I was squirming with glee! But you gotta admit, that fellow had every chance to get away. He deserved to die. And he even gave me a few more rockets — how generous. I returned the favor … Pling pling pling pling pling plooo-onng! In the distance I heard Blue laying seige on the rocket launcher again, cackling as he mowed down another modem victim. I waited by the yellow armor, humming along with my new Methods of Destruction CD. “I came to kill but stayed to camp,” I sang. “Come Get Some.”

Pretty soon another llama comes cruising in from the large open area. Okay, listen, the walls are covered with steaming entrails and severed heads are sitting on top of a pile of grenades. Hello? Perhaps this looks a little suspicious? Don’t they see? Don’t they understand!? This guy was the best–I mean, he must have been playing too much Duke Nukem or something, because he actually tried to jump over my heap of grenades. Nice move, BusterBrown. Give my regards to St. Peter.

KKKaaaa-BBBBOOooomm!!!

This loser went flyyying! I wasn’t sure if my grenades killed him or if it was his collision with the ceiling, but by the time his shattered remains rained down onto the floor, the only identifyable chunk the coroners could have scraped up was his backpack. Which I took. Happily. It was a beautiful day in my neighborhood. “Now Serving number 46,” I wanted to say.

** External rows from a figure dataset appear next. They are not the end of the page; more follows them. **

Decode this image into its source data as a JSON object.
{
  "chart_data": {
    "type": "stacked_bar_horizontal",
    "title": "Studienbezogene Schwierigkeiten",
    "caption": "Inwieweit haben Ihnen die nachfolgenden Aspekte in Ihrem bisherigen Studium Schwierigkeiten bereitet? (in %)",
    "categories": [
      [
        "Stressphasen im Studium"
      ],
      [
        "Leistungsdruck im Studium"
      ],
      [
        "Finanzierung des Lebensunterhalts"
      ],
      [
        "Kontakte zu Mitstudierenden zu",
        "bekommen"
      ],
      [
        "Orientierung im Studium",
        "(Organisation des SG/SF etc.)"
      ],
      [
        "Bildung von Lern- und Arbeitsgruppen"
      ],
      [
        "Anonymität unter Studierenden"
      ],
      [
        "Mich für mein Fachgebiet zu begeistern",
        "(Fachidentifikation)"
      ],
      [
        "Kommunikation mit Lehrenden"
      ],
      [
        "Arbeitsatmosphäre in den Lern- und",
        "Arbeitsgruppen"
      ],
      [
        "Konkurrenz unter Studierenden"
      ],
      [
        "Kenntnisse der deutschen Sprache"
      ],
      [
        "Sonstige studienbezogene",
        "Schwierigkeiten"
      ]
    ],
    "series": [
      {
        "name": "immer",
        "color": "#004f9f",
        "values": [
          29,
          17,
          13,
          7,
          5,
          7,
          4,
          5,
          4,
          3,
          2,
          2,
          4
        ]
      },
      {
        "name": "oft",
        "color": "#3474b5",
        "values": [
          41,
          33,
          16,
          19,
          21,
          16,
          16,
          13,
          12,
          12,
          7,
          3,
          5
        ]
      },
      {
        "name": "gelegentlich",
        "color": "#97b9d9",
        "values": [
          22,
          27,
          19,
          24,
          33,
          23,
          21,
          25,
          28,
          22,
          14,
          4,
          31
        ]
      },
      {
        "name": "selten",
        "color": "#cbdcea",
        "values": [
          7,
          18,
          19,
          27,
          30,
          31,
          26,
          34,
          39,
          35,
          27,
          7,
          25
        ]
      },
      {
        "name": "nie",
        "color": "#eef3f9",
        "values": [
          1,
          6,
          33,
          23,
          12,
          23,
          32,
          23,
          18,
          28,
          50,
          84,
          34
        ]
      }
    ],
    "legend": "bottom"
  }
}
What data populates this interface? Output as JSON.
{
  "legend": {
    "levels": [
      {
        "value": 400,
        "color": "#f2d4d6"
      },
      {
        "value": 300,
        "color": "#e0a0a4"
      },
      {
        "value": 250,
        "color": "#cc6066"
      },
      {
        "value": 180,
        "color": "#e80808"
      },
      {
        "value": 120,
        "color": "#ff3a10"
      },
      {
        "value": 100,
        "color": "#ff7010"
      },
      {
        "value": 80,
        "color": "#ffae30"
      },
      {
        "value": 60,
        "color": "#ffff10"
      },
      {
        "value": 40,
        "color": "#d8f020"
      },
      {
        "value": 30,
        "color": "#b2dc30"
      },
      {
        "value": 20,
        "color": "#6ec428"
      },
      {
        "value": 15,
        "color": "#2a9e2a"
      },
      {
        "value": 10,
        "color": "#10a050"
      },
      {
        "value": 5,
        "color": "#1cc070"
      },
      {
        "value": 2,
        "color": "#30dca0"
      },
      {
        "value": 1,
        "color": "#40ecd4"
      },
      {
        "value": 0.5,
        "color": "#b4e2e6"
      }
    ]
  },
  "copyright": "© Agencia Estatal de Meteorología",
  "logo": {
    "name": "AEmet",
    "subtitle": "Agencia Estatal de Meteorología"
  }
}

I barely had eight or nine grenades laid out before the next victim made himself known. And his colors looked familiar … wait a minute! It was the same guy who jumped over the grenades last time, you know, the world’s most idiotic camper-killer? He must have made his way right back here to get revenge. So this time he comes around the corner, and he starts plugging away at me with his shotgun. Yeah, a shotgun. Hello? Noodleneck? I’ve been standing beside the yellow armor for the last three minutes. Maybe I might be wearing some — could be, eh? And you’re standing with one foot in my arsenal of death. These are clearly the actions of someone who we, in the professional circles, would call a dork. Hasta La Vista, Cheesecake.

KKKaaaa-BBBBOOooomm!!!

While I immensely enjoyed clensing the world of dweebs like that last guy, I knew that my joyful reign of terror was coming to an end. Gradually it began to sink in that I had become the enemy. After all, I saw from the messages at the top of my screen that Blue had managed to secure himself a fresh new rocket launcher, and he was starting to rake in chumps by the handful. Like I said, a camper is never going to get as many frags as a skilled hunter. Besides, I had a sneaky suspicion that Blue was going to come after me and get revenge, and I’d already figured out a couple of ways to blow away a camper in my position (How? I’ll leave it as an exercise to the reader.) So I zoomed out of there before SkippyPeanutButter and the gang would step right into my trap again and bother me with their pitiful shotguns.

What was the point of this story? Just one thing. Deep down inside, if we dig really really deep … there’s a camper lurking in every one of us. And he’s probably near the yellow armor.